Published online by Cambridge University Press: 12 December 2024
Goldsmith writes to Hodson to confirm the safe arrival of his son, William, in London. As Hodson, alongside Oliver's beloved brother Henry, had given him financial support in his earlier life, notably in Edinburgh, Goldsmith was pleased to reciprocate.
The letter is also noteworthy for the expression of Goldsmith's ambiguity towards the stage. Although it is clear from Boswell's records that theatre was of great interest not only to Goldsmith but to his circle more broadly, Goldsmith also ‘recounted all the disagreeable circumstances attending a dramatic author’. The difficulties attending getting The Good Natur’d Man performed and its modest success seem to be preying on his mind. On the other hand, dismissing the stage in this letter to a worried father would also have helped to assuage Daniel's fears. As to where William might have ‘contracted so beggarly an affection’, Goldsmith is surely being disingenuous, perhaps even writing with his tongue firmly in his cheek.
The date is conjectural. Following Balderston, we agree that it must fall approximately a year before Letter 36, and must allow sufficient time after Letter 29 to Maurice for a second exchange of letters between Maurice and Oliver, and for Maurice's visit.

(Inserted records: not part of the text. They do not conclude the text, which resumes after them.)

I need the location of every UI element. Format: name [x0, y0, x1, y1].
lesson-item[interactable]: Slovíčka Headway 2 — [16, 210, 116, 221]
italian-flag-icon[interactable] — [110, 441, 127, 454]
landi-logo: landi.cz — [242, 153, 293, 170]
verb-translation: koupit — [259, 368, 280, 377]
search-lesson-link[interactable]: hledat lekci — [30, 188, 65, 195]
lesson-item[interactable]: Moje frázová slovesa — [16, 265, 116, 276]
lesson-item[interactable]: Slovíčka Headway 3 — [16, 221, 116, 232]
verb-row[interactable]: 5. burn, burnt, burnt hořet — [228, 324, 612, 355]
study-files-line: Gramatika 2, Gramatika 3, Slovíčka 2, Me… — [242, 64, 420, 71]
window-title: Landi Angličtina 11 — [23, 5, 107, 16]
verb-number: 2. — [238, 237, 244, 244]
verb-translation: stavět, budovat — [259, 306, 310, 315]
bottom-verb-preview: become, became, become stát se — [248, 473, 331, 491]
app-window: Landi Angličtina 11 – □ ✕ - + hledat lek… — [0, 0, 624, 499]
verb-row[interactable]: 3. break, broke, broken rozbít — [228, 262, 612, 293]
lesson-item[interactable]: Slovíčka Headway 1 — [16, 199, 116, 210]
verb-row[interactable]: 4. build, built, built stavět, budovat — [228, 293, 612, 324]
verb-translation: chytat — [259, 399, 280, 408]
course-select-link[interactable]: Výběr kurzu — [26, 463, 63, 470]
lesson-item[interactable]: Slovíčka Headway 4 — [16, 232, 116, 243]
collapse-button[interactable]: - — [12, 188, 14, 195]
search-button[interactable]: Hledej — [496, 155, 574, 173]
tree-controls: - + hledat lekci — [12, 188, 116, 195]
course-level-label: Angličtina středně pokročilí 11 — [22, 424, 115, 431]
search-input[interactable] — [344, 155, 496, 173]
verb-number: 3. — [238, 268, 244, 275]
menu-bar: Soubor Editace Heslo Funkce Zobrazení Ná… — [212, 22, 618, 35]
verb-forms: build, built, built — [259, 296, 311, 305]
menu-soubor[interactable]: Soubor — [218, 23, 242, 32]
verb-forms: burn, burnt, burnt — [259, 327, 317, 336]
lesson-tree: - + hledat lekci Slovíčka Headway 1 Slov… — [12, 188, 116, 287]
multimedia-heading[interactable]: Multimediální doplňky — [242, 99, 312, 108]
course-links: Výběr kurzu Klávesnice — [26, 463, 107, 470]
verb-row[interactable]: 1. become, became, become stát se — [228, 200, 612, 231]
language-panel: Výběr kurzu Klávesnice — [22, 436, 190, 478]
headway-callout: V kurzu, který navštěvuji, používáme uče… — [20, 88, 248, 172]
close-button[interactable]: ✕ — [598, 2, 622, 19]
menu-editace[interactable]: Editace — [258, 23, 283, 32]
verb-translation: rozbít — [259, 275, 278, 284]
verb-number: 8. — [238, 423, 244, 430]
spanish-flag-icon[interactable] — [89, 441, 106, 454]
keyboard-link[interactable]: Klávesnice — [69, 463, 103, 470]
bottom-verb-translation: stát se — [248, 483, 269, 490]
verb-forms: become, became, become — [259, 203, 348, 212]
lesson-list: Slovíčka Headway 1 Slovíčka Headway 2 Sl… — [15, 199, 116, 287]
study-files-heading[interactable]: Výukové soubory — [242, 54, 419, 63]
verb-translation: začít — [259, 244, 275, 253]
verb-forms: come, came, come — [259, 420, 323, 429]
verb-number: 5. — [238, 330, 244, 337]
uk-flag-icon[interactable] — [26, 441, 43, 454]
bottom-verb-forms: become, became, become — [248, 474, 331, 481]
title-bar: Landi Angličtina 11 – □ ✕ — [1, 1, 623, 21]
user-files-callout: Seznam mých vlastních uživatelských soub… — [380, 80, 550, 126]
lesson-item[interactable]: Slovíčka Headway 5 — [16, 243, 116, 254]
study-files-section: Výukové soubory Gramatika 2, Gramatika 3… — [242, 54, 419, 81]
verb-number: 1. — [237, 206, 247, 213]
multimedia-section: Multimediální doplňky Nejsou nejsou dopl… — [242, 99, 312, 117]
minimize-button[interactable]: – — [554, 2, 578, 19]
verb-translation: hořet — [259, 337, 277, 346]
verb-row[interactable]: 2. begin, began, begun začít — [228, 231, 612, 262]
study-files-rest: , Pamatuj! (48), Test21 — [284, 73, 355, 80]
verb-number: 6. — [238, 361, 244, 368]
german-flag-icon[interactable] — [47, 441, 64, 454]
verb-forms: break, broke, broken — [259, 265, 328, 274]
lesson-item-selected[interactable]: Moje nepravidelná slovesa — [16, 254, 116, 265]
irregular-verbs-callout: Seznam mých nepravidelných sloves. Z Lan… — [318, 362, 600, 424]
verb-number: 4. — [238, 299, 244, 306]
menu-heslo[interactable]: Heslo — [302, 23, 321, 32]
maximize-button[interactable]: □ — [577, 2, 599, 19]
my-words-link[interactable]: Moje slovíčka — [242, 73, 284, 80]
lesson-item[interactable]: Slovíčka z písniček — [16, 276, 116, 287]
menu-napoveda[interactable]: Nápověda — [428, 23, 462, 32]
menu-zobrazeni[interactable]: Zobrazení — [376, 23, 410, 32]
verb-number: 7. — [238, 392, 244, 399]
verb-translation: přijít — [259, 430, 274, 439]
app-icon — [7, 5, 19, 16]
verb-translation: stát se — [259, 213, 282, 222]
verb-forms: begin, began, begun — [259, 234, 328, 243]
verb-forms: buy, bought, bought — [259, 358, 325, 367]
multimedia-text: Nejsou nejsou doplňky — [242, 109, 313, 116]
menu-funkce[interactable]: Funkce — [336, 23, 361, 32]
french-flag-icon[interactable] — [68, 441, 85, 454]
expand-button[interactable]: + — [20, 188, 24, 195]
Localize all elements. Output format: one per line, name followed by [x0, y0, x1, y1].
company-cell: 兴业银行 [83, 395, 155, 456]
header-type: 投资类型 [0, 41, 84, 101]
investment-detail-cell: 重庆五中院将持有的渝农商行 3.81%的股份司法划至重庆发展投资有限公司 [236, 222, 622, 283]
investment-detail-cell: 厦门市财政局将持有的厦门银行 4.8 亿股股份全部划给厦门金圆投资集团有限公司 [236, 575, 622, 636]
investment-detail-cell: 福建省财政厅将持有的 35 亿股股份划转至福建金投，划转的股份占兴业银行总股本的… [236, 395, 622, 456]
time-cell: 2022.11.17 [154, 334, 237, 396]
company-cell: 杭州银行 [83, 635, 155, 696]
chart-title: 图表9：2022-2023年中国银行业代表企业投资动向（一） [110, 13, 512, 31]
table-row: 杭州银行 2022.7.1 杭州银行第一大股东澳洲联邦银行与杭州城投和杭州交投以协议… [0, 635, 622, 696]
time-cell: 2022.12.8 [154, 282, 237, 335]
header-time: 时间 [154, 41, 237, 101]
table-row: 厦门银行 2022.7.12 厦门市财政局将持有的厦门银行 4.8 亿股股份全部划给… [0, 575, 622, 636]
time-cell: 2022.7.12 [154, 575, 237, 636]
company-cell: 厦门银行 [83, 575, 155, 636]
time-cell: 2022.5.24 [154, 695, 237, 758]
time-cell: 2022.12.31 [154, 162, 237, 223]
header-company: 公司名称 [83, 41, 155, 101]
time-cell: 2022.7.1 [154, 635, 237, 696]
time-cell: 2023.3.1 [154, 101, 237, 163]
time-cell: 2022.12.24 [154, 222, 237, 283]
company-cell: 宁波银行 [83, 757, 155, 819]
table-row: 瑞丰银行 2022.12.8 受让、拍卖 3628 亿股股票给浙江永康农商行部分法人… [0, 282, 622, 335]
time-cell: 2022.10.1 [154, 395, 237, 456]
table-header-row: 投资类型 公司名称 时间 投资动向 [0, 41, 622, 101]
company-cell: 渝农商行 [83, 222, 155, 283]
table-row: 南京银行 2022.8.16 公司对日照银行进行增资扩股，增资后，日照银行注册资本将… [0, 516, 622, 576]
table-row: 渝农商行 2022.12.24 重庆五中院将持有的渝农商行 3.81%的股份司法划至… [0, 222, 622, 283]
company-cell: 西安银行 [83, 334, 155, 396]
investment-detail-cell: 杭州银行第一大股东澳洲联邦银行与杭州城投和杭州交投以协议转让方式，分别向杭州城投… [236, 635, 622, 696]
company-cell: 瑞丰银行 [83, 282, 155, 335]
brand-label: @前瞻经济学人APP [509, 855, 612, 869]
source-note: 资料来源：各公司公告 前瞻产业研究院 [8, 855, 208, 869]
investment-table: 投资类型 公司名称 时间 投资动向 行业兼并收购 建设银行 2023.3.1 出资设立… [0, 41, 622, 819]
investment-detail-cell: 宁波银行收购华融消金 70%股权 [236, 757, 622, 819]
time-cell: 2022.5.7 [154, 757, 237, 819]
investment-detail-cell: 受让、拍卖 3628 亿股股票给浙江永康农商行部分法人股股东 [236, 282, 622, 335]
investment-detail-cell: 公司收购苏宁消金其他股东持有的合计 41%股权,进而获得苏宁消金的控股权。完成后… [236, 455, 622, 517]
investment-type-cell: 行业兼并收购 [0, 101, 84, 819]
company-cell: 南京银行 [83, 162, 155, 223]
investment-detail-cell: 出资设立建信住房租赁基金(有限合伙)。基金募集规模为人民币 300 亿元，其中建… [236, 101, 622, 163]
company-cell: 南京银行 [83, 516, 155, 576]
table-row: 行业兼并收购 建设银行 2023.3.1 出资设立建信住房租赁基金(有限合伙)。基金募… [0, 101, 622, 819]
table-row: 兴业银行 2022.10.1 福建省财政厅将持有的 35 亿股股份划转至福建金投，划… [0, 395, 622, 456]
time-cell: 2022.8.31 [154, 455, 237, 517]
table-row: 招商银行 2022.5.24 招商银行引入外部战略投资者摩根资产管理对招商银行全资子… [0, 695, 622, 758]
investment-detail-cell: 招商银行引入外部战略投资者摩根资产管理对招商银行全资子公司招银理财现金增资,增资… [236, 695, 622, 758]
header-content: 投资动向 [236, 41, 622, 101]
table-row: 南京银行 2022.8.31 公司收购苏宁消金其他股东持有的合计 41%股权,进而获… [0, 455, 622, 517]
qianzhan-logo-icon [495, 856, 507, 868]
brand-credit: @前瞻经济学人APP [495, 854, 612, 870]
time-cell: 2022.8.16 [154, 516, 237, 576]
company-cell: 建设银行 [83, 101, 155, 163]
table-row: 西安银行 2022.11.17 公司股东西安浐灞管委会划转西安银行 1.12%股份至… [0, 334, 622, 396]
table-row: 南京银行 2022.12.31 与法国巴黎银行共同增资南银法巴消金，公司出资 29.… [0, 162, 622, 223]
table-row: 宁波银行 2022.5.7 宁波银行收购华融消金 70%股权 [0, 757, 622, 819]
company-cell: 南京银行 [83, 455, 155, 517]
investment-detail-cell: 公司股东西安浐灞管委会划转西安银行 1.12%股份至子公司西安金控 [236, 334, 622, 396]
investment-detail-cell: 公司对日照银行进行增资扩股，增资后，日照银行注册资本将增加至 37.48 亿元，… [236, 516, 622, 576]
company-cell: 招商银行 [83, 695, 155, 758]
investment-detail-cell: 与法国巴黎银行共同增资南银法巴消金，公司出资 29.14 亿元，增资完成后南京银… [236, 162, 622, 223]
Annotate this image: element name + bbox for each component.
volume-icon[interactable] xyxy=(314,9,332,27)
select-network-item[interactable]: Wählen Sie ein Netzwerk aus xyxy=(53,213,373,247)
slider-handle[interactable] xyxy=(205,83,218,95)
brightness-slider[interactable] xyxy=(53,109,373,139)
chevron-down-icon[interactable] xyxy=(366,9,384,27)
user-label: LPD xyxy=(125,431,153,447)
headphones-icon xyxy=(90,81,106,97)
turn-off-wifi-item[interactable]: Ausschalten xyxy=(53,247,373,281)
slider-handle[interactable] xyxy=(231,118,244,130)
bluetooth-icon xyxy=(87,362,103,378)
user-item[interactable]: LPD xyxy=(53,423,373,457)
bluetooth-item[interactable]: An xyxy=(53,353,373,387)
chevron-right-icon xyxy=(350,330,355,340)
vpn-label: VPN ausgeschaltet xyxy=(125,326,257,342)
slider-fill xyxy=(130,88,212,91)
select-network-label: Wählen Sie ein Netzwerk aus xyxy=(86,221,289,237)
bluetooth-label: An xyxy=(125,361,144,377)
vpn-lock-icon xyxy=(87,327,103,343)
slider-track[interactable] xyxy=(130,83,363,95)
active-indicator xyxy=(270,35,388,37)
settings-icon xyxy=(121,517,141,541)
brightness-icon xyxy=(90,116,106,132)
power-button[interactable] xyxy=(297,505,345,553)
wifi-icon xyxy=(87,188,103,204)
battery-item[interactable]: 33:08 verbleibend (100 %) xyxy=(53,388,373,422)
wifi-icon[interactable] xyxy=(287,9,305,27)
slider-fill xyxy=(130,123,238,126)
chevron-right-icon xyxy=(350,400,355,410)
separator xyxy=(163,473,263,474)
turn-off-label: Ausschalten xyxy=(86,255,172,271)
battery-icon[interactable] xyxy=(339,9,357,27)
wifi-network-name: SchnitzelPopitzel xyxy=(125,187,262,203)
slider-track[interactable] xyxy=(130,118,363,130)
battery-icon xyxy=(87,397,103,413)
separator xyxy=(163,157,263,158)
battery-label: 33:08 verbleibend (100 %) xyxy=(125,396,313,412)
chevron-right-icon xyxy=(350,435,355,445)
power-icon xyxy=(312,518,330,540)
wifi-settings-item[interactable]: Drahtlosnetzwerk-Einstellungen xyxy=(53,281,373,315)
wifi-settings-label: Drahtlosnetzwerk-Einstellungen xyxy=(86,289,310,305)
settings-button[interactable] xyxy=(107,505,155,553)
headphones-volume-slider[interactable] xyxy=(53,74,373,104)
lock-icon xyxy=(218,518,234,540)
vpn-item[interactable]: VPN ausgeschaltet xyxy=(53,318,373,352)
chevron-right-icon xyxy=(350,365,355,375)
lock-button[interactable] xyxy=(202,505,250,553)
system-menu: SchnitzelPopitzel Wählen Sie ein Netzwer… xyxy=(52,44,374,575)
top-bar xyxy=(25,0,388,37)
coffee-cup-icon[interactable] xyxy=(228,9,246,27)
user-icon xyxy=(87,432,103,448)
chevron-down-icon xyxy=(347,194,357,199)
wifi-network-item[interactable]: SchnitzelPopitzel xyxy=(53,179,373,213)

The copy-text is the manuscript in the Houghton Library, Harvard University. It was first published in Austin Dobson's Life of Goldsmith (1888). It was addressed to ‘Danl: Hodson Esqr’.
My dear Brother
I have the pleasure of informing you that your son William is arrived in London in Safety and joins with me in his kindest love and duty to you. Nothing gives me greater pleasure than the prospect I have of his behaving in the best and most dutiful manner both to you and the rest of the family. Sincerly I am charmd with his disposition and I am sure he feels all the good nature he expresses every moment for his friends at home. He had when he came here some thoughts of going upon the stage; I dont know where he could have contracted so beggarly an affection, but I have turned him from it and he is now sincerely bent on pursuing the study of physic and surgery in which he has already made a considerable progress and to which I have very warmly exhorted him.